A nine-month timeline has been set for the completion of reforms to the Customs and Excise Department.
Revenue commissioner at the Barbados Revenue Authority (BRA) Margaret Sivers, who made the announcement this morning, said meetings would be held with business leaders to secure their input ahead of the changeover.
The changes would specifically focus on structures and processes of the department, Shivers said at this morning’s official launch of the Automated Systems Customs Data (ASYCUDA) World at the Lloyd Erskine Sandiford Centre.
“The upgrade to ASYCUDA World is but one part of the overall reform process. We recognise that changing computer systems do not necessarily bring reforms to any organisation.
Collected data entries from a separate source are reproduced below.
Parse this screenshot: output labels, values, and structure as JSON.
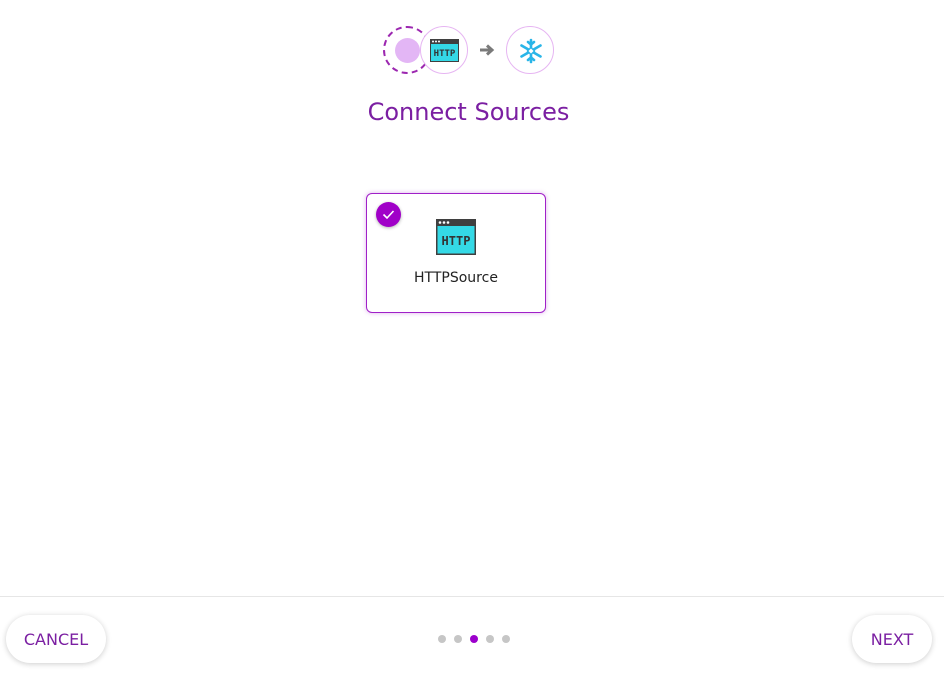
{
  "header": {
    "steps": [
      {
        "icon": "source-placeholder-icon",
        "state": "pending"
      },
      {
        "icon": "http-icon",
        "text": "HTTP"
      },
      {
        "icon": "arrow-right-icon"
      },
      {
        "icon": "snowflake-icon"
      }
    ],
    "title": "Connect Sources"
  },
  "sources": [
    {
      "label": "HTTPSource",
      "icon": "http-icon",
      "icon_text": "HTTP",
      "selected": true
    }
  ],
  "footer": {
    "cancel_label": "CANCEL",
    "next_label": "NEXT",
    "pager": {
      "total": 5,
      "current": 3
    }
  },
  "colors": {
    "accent": "#9c00cc",
    "title": "#7b1fa2",
    "http_screen": "#34d9e6",
    "snowflake": "#29b5e8"
  }
}
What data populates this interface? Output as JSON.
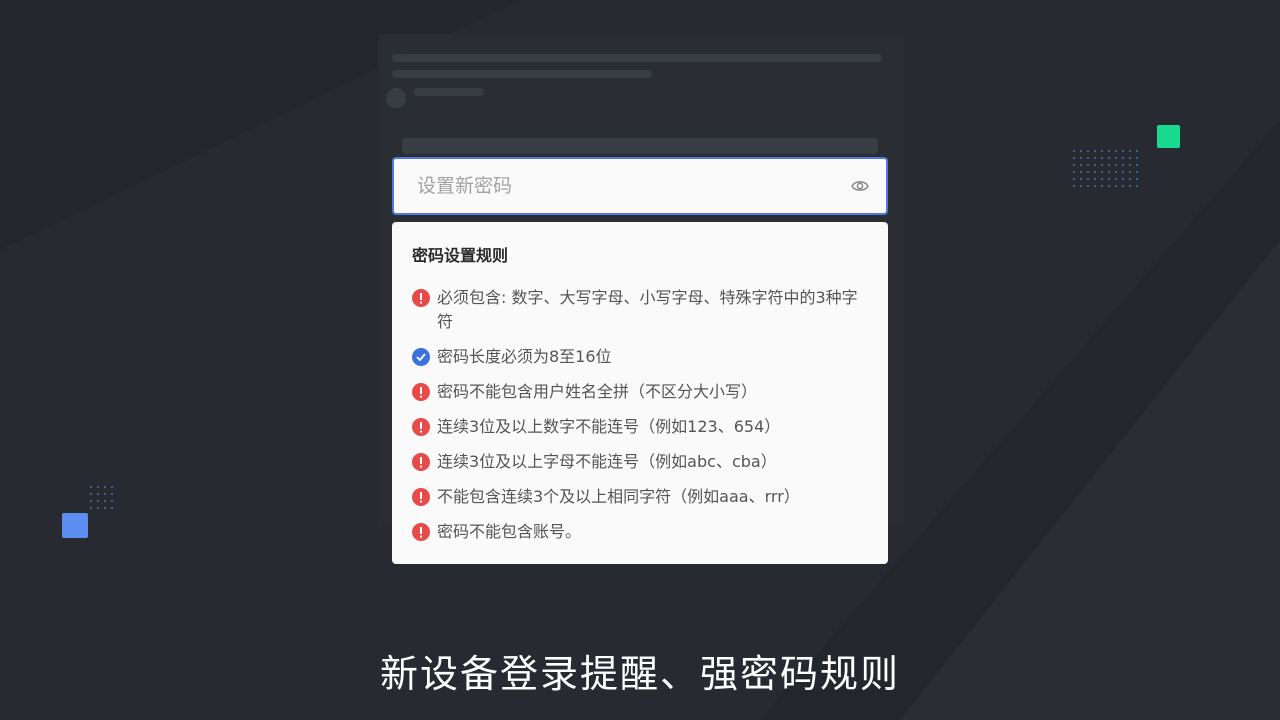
{
  "colors": {
    "background": "#23272c",
    "accent_blue": "#4f78e3",
    "error_red": "#e84a4a",
    "ok_blue": "#3c6fe0",
    "deco_green": "#18d98d",
    "deco_blue": "#5b8ef0"
  },
  "password_field": {
    "placeholder": "设置新密码",
    "value": "",
    "toggle_icon": "eye-icon"
  },
  "rules_panel": {
    "title": "密码设置规则",
    "rules": [
      {
        "status": "error",
        "icon": "exclamation-circle-icon",
        "text": "必须包含: 数字、大写字母、小写字母、特殊字符中的3种字符"
      },
      {
        "status": "ok",
        "icon": "check-circle-icon",
        "text": "密码长度必须为8至16位"
      },
      {
        "status": "error",
        "icon": "exclamation-circle-icon",
        "text": "密码不能包含用户姓名全拼（不区分大小写）"
      },
      {
        "status": "error",
        "icon": "exclamation-circle-icon",
        "text": "连续3位及以上数字不能连号（例如123、654）"
      },
      {
        "status": "error",
        "icon": "exclamation-circle-icon",
        "text": "连续3位及以上字母不能连号（例如abc、cba）"
      },
      {
        "status": "error",
        "icon": "exclamation-circle-icon",
        "text": "不能包含连续3个及以上相同字符（例如aaa、rrr）"
      },
      {
        "status": "error",
        "icon": "exclamation-circle-icon",
        "text": "密码不能包含账号。"
      }
    ]
  },
  "subtitle": "新设备登录提醒、强密码规则"
}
We have to look at all the aspects,” the revenue commissioner noted.
Barbados is the 12th Caribbean Community (CARICOM) country to implement the system which takes full effect on February 1, 2015.
Noting the country’s low ranking as it relates to ease of doing business, including by the World Bank, Minister of Finance Chris Sinckler said the country needs to streamline and simplify its trade processes.
He said ASYCUDA World will do just that.
“All importers, exporters or their agents will be able to submit their single administrative document, along with the supporting documentation, for the processing of imported or exported goods from the comfort of their homes or businesses as long as they have an internet connection,” the minister noted, while urging full compliance.
Some of the benefits touted by Minister Sinckler include a reduction in cost and time to do business, better governance, and the promotion of e-commerce and e-Government as well as the creation of a paperless environment.
According to Sinckler, the system will eventually be part of an integrated network called an Electronic Single Window (ESW) that will provide the platform for a paperless exchange of information among those involved in trade.
The ESW is expected to take full effect in June 2016.
Meantime, speaking on behalf of the United Nations resident coordinator, UNICEF Representative for the Eastern Caribbean Area Khin-Sandi Lwin described the implementation of ASYCUDA as a step towards good governance and an initiative that would lower the cost of shipping.
“This, in itself, is a potential spur to reviving the economy,” she said. “This opens the door for increased dialogue with donors who are eager to find concrete data, previously collected but unprocessed for the purposes of knowledge management.”
Joel Branski, a representative of the Inter-American Development Bank, also said this is a very important move in light of the inability of some countries to reap the full benefits of international trade and to be competitive.